Surf at Your Own Risk: For the First Time in New Jersey, Judge Holds Juror In Contempt for Internet Use During Deliberations
Last month, the Hon. Peter E. Doyne, A.J.S.C. found jury foreperson Daniel M. Kaminsky to be in criminal contempt pursuant to R. 1:10-2 for violating several orders of the trial judge that prohibited jurors from engaging in any independent research during trial as set forth in In re Kaminsky, (N.J. Sup. Ct., Bergen County, Mar. 12, 2012). After a mistrial was declared in the underlying criminal drug case and two fellow jurors reported Kaminsky’s Internet use, the Court found beyond a reasonable doubt, in the context of an Order to Show Cause hearing and related in camera proceedings, that (1) Kaminsky conducted independent research; (2) the act was contemptuous; and (3) the conduct was willful and contumacious, “with a complete disregard of the court’s authority and instructions.” Although the foreperson was subject to a maximum punishment of six months in prison, a $1,000 fine or both, he was only fined $500.

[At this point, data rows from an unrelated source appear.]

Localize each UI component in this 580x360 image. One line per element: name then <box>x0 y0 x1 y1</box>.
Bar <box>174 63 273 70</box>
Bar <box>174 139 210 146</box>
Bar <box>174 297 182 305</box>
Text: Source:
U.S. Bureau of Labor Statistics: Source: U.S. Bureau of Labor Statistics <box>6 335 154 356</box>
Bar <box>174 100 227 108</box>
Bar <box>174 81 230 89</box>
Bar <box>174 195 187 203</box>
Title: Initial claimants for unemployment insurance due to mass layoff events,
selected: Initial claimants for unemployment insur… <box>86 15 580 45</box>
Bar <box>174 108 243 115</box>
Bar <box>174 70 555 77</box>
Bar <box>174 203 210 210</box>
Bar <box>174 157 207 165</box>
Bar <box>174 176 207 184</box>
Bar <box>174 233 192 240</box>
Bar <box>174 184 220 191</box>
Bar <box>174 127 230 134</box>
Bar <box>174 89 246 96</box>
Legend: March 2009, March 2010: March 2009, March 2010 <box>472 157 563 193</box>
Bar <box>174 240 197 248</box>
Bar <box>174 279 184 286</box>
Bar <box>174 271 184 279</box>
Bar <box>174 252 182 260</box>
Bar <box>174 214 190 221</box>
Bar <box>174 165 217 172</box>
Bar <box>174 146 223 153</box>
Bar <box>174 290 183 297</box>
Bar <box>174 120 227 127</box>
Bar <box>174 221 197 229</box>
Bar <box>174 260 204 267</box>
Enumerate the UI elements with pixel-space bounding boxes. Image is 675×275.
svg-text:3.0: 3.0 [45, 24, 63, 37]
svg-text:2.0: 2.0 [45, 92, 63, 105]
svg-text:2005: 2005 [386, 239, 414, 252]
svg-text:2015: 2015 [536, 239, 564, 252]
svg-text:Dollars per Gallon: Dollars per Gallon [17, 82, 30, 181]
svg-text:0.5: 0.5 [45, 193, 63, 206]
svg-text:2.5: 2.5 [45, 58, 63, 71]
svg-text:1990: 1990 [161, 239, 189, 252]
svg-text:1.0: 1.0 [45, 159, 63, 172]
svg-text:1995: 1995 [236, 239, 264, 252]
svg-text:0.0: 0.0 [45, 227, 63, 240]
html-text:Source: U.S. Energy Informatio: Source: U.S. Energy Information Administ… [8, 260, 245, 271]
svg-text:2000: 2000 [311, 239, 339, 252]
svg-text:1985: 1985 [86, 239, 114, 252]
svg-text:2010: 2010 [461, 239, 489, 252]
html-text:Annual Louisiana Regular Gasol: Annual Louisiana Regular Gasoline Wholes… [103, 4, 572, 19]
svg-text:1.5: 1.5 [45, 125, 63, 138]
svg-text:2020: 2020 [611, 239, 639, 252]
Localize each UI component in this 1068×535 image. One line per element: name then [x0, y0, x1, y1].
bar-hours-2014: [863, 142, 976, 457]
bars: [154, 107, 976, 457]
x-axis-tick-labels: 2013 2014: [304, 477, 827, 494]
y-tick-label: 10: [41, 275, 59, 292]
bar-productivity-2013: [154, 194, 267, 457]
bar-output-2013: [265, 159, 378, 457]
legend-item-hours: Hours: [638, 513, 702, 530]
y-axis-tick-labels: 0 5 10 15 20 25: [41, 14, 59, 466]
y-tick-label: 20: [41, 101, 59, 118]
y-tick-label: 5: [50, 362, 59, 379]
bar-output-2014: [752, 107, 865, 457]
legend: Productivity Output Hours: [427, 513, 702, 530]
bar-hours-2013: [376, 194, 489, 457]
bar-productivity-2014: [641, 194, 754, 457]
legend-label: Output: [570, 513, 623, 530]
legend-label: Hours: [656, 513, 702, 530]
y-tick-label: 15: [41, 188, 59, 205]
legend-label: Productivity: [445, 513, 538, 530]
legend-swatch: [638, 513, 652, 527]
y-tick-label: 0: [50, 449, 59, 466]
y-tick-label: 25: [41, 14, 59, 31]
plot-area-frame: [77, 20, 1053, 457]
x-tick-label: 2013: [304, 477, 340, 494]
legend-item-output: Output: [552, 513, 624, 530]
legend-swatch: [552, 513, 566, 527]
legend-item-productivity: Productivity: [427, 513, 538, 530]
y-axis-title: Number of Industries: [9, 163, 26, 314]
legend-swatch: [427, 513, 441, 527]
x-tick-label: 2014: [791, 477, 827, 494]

During the proceedings, the jury was repeatedly advised that Internet and other independent research was prohibited because their deliberations and the verdict should be based solely on the evidence introduced in the courtroom. They were informed of the prohibition during the voir dire process, after being sworn, before each break, and at the end of the day. Nonetheless, during the deliberation phase, the jury foreperson researched the defendant's potential punishment on the Internet, concluding that the penalty could range from ten to twenty years. He found this result to be particularly severe because the defendant was a young man, to the point that the foreperson became physically sick and very emotional at the thought of the defendant be subjected to a long incarceration.
One of the jurors who reported the foreperson felt he had become “tainted” because his independent research concerning the potential penalty drove his deliberations and likely influenced two other jurors. The Court concluded that the foreperson had not researched the specifics of the case at issue was of no moment. Similarly, that the trial judge did not specifically “elucidate every single possible subject which a juror is prohibited from researching” was not relevant. The critical fact was that the foreperson was relying on information that was not admitted as evidence, thereby disobeying the Court’s instructions.
Judge Doyne acknowledged that in New Jersey the “sanctioning of a juror who has violated a jury instruction to refrain from independent research, generally by way of the internet, appears to be absent.” This improper research, however, was not a novel issue for this particular Judge. Click here for a prior blog post regarding Judge Doyne. Nor, as we have previously discussed, is it a unique phenomenon. (For reasons why social media seems to be improperly perceived differently from other traditional means of communication, click here.) Ultimately, Judge Doyne was concerned that there exists the greater problem of general juror disobedience and the failure of some jurors to “conscientiously discharge their duties.” At the same time, he made clear how much he valued the courage and honesty of the two jurors who reported the foreperson. He also emphasized that that the foreperson did not have evil or malevolent intentions. It is clear from this opinion and his prior experience that the Judge did not want to attack jurors and respects their essential functions. Rather, he recommended here, as he had before, that the State’s Model Criminal Jury Charges be revised “to better communicate the importance of obedience to the court’s instructions,” including an explanation of the “reasons for the prohibition on juror research” as well as the “possible punishments for disobedience.”
Will revising the State’s Model Criminal Jury Charges eradicate all instances of jurors conducting research on the Internet? Given the prevalence of such conduct, probably not. But as Judge Doyne noted, jurors generally “possess sufficient discipline, patience, and sense of civic duty” to obey court directives. Thus, if the importance of those directives is clearly conveyed, we will hopefully see a decline in the objectionable behavior and an accompanying improvement in the jury trial system.